La parola transizione è sicuramente una di quelle maggiormente utilizzate nello storytelling degli ultimi mesi. Complice il “Governo dei Migliori” – che migliori non sono – tutti hanno incominciato a parlare di transizione di qua, transizione di là, transizione di oggi, di domani…
Parole al vento, appunto solo e semplici parole perché i fatti ancora non si vedono.
Anzi, i fatti ci dicono altro. Ci parlano di autorizzazioni rilasciate con esito positivo, di pareri favorevoli alle trivellazioni in mare, di impianti da fonti fossili o di mega centrali come quella di Presenzano che si aggiungono alle altre esistenti decisamente più inquinanti, che non si vorrebbero spegnere.
Mentre i colossi energetici annunciano la chiusura di numerosi centrali a carbone come Brindisi e Civitavecchia, parallelamente l’accordo – al ribasso – raggiunto dal nostro paese è che invece di incentivare e spingere sulle rinnovabili e sulla creazione di dispostivi di accumulo in numero sufficiente per la rete elettrica nazionale, ci appoggeremo sulle centrali a gas.

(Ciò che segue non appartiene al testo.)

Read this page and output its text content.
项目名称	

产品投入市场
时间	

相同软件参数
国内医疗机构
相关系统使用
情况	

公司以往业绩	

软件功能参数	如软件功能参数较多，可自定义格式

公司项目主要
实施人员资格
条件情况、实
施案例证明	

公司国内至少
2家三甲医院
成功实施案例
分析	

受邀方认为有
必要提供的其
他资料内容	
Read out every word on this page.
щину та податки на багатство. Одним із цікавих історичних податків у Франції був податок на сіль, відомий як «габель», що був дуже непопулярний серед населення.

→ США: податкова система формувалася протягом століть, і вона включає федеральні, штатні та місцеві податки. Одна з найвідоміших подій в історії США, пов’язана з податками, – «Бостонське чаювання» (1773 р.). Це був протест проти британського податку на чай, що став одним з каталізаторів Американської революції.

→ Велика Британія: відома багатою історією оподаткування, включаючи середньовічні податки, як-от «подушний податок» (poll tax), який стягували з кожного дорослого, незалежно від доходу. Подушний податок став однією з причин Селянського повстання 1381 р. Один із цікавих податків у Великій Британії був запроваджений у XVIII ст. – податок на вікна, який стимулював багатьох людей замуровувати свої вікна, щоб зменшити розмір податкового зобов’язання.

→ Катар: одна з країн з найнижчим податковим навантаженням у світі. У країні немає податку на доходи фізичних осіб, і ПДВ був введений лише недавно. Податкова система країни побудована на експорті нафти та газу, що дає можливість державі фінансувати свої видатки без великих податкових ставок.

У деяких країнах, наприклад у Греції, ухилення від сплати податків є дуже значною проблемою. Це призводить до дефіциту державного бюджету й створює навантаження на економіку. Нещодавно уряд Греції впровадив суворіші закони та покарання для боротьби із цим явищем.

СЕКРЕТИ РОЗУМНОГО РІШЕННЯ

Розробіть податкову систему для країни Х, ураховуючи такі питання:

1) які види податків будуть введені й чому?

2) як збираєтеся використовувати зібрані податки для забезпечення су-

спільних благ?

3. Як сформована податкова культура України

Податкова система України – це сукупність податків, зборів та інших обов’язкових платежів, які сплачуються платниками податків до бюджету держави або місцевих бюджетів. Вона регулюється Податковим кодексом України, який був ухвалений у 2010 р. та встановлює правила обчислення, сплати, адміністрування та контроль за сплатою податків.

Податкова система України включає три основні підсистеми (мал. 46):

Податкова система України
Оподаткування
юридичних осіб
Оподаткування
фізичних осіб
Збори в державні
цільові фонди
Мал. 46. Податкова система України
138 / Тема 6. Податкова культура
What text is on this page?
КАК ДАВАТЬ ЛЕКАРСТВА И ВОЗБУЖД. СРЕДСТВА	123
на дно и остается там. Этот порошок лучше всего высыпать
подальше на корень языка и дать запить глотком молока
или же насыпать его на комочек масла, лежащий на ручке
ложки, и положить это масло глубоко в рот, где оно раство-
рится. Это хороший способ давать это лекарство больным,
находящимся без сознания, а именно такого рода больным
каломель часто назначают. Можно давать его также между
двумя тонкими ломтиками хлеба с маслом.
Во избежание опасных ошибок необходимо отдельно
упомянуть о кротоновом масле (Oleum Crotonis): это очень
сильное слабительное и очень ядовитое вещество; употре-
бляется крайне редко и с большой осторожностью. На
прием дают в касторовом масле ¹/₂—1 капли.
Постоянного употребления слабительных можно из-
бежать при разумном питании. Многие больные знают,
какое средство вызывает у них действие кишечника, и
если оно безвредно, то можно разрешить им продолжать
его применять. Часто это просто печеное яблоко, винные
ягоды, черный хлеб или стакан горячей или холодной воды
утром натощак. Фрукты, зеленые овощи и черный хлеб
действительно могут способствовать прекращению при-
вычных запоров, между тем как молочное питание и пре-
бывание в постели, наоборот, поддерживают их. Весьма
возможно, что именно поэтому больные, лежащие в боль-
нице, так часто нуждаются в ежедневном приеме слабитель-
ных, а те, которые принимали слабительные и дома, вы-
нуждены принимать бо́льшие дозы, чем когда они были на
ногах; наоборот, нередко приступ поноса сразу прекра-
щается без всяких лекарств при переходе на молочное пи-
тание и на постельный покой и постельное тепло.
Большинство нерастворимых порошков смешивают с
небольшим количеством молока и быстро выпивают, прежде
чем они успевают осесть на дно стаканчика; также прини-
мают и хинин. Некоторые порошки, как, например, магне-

Gli step del 2023 e del 2025 previsti nel Piano Nazionale Integrato per l’Energia e il Clima sono i primi appuntamenti di un percorso che deve portarci all’obiettivo delle zero emissioni del 2050.
La strada intrapresa non ci convince molto, soprattutto perché la transizione da ecologica sta diventando solo una transizione energetica, senza una spinta decisiva verso le fonti rinnovabili e soprattutto senza occuparsi concretamente delle restanti politiche di difesa del patrimonio naturale italiano.
In questi giorni apprendiamo di meeting o riunioni a cui partecipano vari ministri: da quello della Transizione Ecologica, all’Agricoltura e politiche forestali, ai Trasporti… purtroppo le dichiarazioni di fine lavori rilasciate dagli stessi partecipanti ci preoccupano e soprattutto, ma non solo, perché si ha l’impressione che non abbiamo partecipato alla stessa riunione.
Per mezzo passo in avanti che fa ben sperare, assistiamo poi a dichiarazioni e decisioni che invece vanno nella direzione opposta e ci riportano indietro nel tempo.
Insomma, nei “migliori” c’è molta confusione e soprattutto manca una visione complessiva nuova e sostenibile. Ad esempio on si può parlare di tutela del patrimonio naturale e poi considerare i boschi italiani “utili” solo perché producono legno, senza considerare invece altri e più importanti servizi ecosistemici offerti dal patrimonio boschivo italiano.
Manca una strategia “comune” perché a quanto pare i ministri non si parlano tra loro o se parlano usano linguaggi e lingue diverse e non si capiscono.
Il governo dei migliori è la nuova Torre di Babele, e questo deve assolutamente farci preoccupare.
Si sta perdendo tempo, il 2023 è già qui così come il 2050!
Senza dimenticare le immancabili pennellate di greenwashing che ormai stanno diventando patrimonio comune a sinistra quanto a destra, anzi a volte la differenza non la si vede proprio.
Parole, parole, parole cantava Mina.
Ecco, dai “migliori” ci aspetteremmo dei fatti concreti e nella direzione giusta… ma invece la transizione, come la dieta, iniziamo a farla da domani.